UN Secretary-General Kofi Annan praised Switzerland in talks with President Samuel Schmid


United Nations Secretary-General Kofi Annan is convinced the new UN Human Rights Council will be based in Geneva. He hopes it will be set up this year.

After meeting Swiss government members in Bern, Annan praised Switzerland's role at the UN and its interest in reform of the organization.

The Human Rights Council is designed to replace the much criticized UN Commission on Human Rights, which is based in Geneva.

"The Human Rights Council will certainly come to Geneva," Annan told journalists. "In New York we don't have the space for it.

"The Human Rights Commission already has its headquarters in Geneva and the member states are agreed that it should remain there," Annan said.

Swiss President Samuel Schmid said that in talks with Annan he and Foreign Minister Micheline Calmy-Rey had stressed Switzerland's priorities "insisting in particular on the establishment of the Human Rights Council in Geneva".

The Commission – the UN's main mechanism for monitoring respect for human rights - has been accused of infighting and inability to deal with cases of abuse.

Switzerland has led calls for a new human rights body with broad competencies, which would be placed under the direct authority of the General Assembly.

Motor for reform

Annan said the Council should be up and running by March 2006 at the latest.

"We are resolved to create a Council which is efficient and which has an international mandate to bring all countries to justice for human rights violations."

In talks on Friday the Swiss ministers and the secretary-general discussed UN reform, the future of Kosovo and Iraq. Another topic was the number of Swiss troops involved in peacekeeping missions.

Schmid said the government had taken a decision to increase the number of Swiss soldiers involved in these foreign missions.

For his part, Annan praised Switzerland for its active role in the UN and its interest in reform of the Security Council. Switzerland and other European countries had become the motor for reform of the organization, he said.

Status of Kosovo

"Today I will inform the Security Council that I want to open discussions about the status of Kosovo," Annan announced, and acknowledged that the independence of the Serbian province was an option.

At the General Assembly in New York in May, Switzerland had issued a call for talks on granting independence to Kosovo, causing a political stir.

During a visit to the breakaway province, Calmy-Rey reiterated calls for a form of independence for Kosovo, which has been under UN and Nato administration since 1999. Her comments gave rise to a diplomatic row with Belgrade.

Annan said he would name a special envoy to Kosovo in the coming days. "I expect that talks with Pristina and Belgrade will begin very soon," he said.

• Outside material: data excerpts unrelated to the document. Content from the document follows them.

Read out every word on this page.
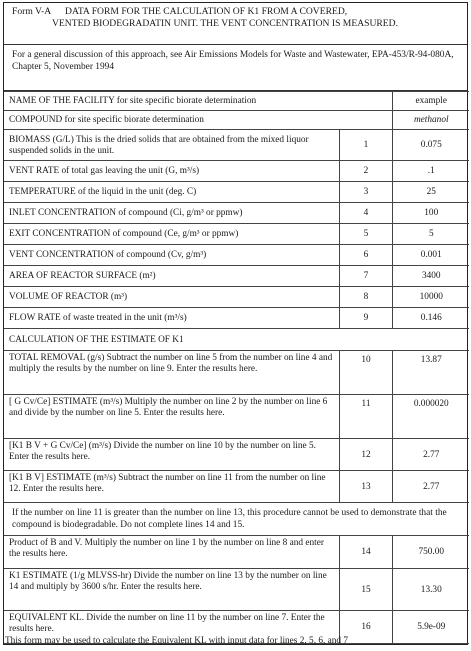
Form V-A      DATA FORM FOR THE CALCULATION OF K1 FROM A COVERED,
VENTED BIODEGRADATIN UNIT. THE VENT CONCENTRATION IS MEASURED.
For a general discussion of this approach, see Air Emissions Models for Waste and Wastewater, EPA-453/R-94-080A, Chapter 5, November 1994
NAME OF THE FACILITY for site specific biorate determination		example
COMPOUND for site specific biorate determination		methanol
BIOMASS (G/L) This is the dried solids that are obtained from the mixed liquor suspended solids in the unit.	1	0.075
VENT RATE of total gas leaving the unit (G, m³/s)	2	.1
TEMPERATURE of the liquid in the unit (deg. C)	3	25
INLET CONCENTRATION of compound (Ci, g/m³ or ppmw)	4	100
EXIT CONCENTRATION of compound (Ce, g/m³ or ppmw)	5	5
VENT CONCENTRATION of compound (Cv, g/m³)	6	0.001
AREA OF REACTOR SURFACE (m²)	7	3400
VOLUME OF REACTOR (m³)	8	10000
FLOW RATE of waste treated in the unit (m³/s)	9	0.146
CALCULATION OF THE ESTIMATE OF K1		
TOTAL REMOVAL (g/s) Subtract the number on line 5 from the number on line 4 and multiply the results by the number on line 9. Enter the results here.	10	13.87
[ G Cv/Ce] ESTIMATE (m³/s) Multiply the number on line 2 by the number on line 6 and divide by the number on line 5. Enter the results here.	11	0.000020
[K1 B V + G Cv/Ce] (m³/s) Divide the number on line 10 by the number on line 5. Enter the results here.	12	2.77
[K1 B V] ESTIMATE (m³/s) Subtract the number on line 11 from the number on line 12. Enter the results here.	13	2.77
If the number on line 11 is greater than the number on line 13, this procedure cannot be used to demonstrate that the compound is biodegradable. Do not complete lines 14 and 15.		
Product of B and V. Multiply the number on line 1 by the number on line 8 and enter the results here.	14	750.00
K1 ESTIMATE (1/g MLVSS-hr) Divide the number on line 13 by the number on line 14 and multiply by 3600 s/hr. Enter the results here.	15	13.30
EQUIVALENT KL. Divide the number on line 11 by the number on line 7. Enter the results here.	16	5.9e-09
This form may be used to calculate the Equivalent KL with input data for lines 2, 5, 6, and 7
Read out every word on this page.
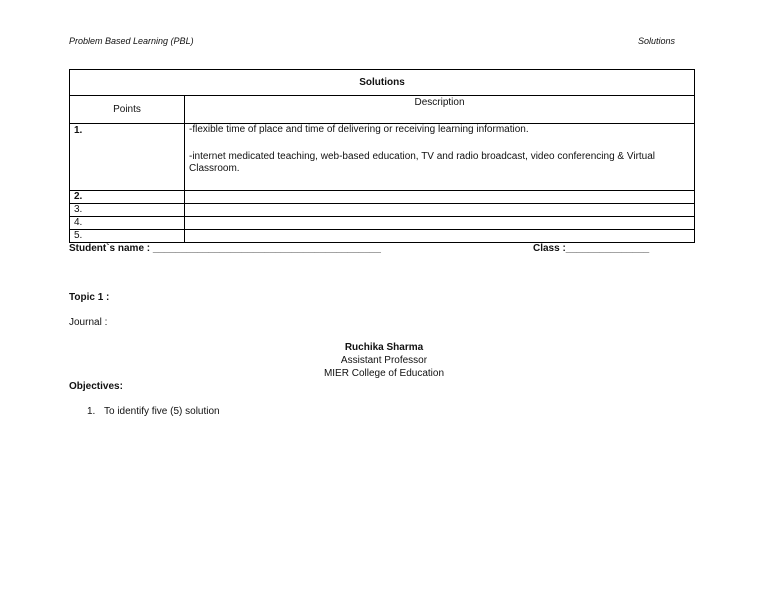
Problem Based Learning (PBL)	Solutions
Solutions	
Points	Description
1.	-flexible time of place and time of delivering or receiving learning information.

-internet medicated teaching, web-based education, TV and radio broadcast, video conferencing & Virtual Classroom.

2.	
3.	
4.	
5.	
Student`s name : _________________________________________	Class :_______________
Topic 1 :
Journal :
Ruchika Sharma
Assistant Professor
MIER College of Education
Objectives:
1. To identify five (5) solution
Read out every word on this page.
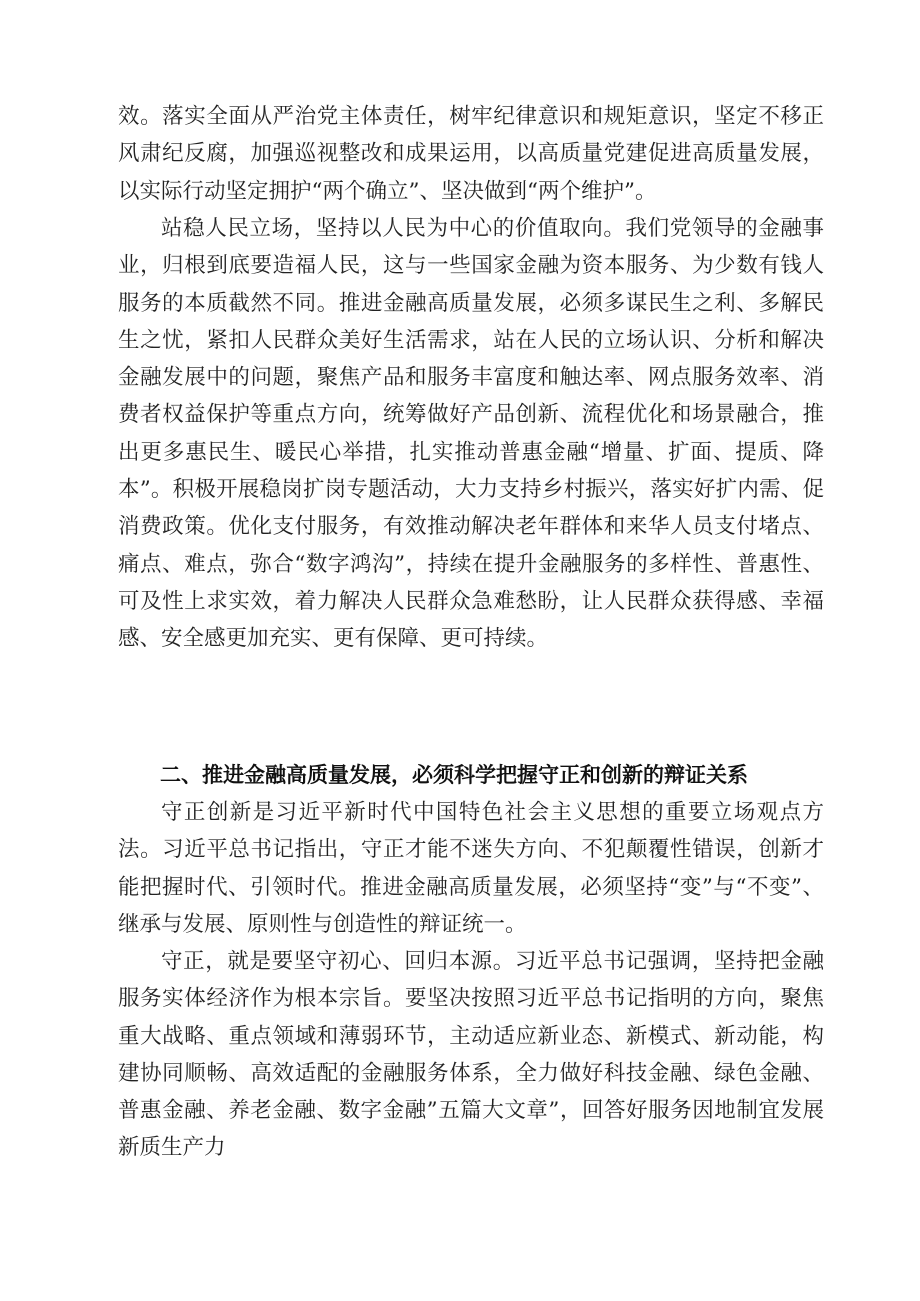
效。落实全面从严治党主体责任，树牢纪律意识和规矩意识，坚定不移正风肃纪反腐，加强巡视整改和成果运用，以高质量党建促进高质量发展，以实际行动坚定拥护“两个确立”、坚决做到“两个维护”。

站稳人民立场，坚持以人民为中心的价值取向。我们党领导的金融事业，归根到底要造福人民，这与一些国家金融为资本服务、为少数有钱人服务的本质截然不同。推进金融高质量发展，必须多谋民生之利、多解民生之忧，紧扣人民群众美好生活需求，站在人民的立场认识、分析和解决金融发展中的问题，聚焦产品和服务丰富度和触达率、网点服务效率、消费者权益保护等重点方向，统筹做好产品创新、流程优化和场景融合，推出更多惠民生、暖民心举措，扎实推动普惠金融“增量、扩面、提质、降本”。积极开展稳岗扩岗专题活动，大力支持乡村振兴，落实好扩内需、促消费政策。优化支付服务，有效推动解决老年群体和来华人员支付堵点、痛点、难点，弥合“数字鸿沟”，持续在提升金融服务的多样性、普惠性、可及性上求实效，着力解决人民群众急难愁盼，让人民群众获得感、幸福感、安全感更加充实、更有保障、更可持续。

二、推进金融高质量发展，必须科学把握守正和创新的辩证关系

守正创新是习近平新时代中国特色社会主义思想的重要立场观点方法。习近平总书记指出，守正才能不迷失方向、不犯颠覆性错误，创新才能把握时代、引领时代。推进金融高质量发展，必须坚持“变”与“不变”、继承与发展、原则性与创造性的辩证统一。

守正，就是要坚守初心、回归本源。习近平总书记强调，坚持把金融服务实体经济作为根本宗旨。要坚决按照习近平总书记指明的方向，聚焦重大战略、重点领域和薄弱环节，主动适应新业态、新模式、新动能，构建协同顺畅、高效适配的金融服务体系，全力做好科技金融、绿色金融、普惠金融、养老金融、数字金融”五篇大文章”，回答好服务因地制宜发展新质生产力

"The question of independence has been posed; the question of autonomy has been posed. We will discuss all that with Belgrade, with Pristina."


In brief

UN Secretary-General Kofi Annan met a Swiss government delegation during an official visit to Bern.

The two sides discussed plans to site the new UN Human Rights Council in Geneva, UN reform and the future of Kosovo and Iraq.

The Human Rights Council is intended to replace the much criticised Human Rights Commission.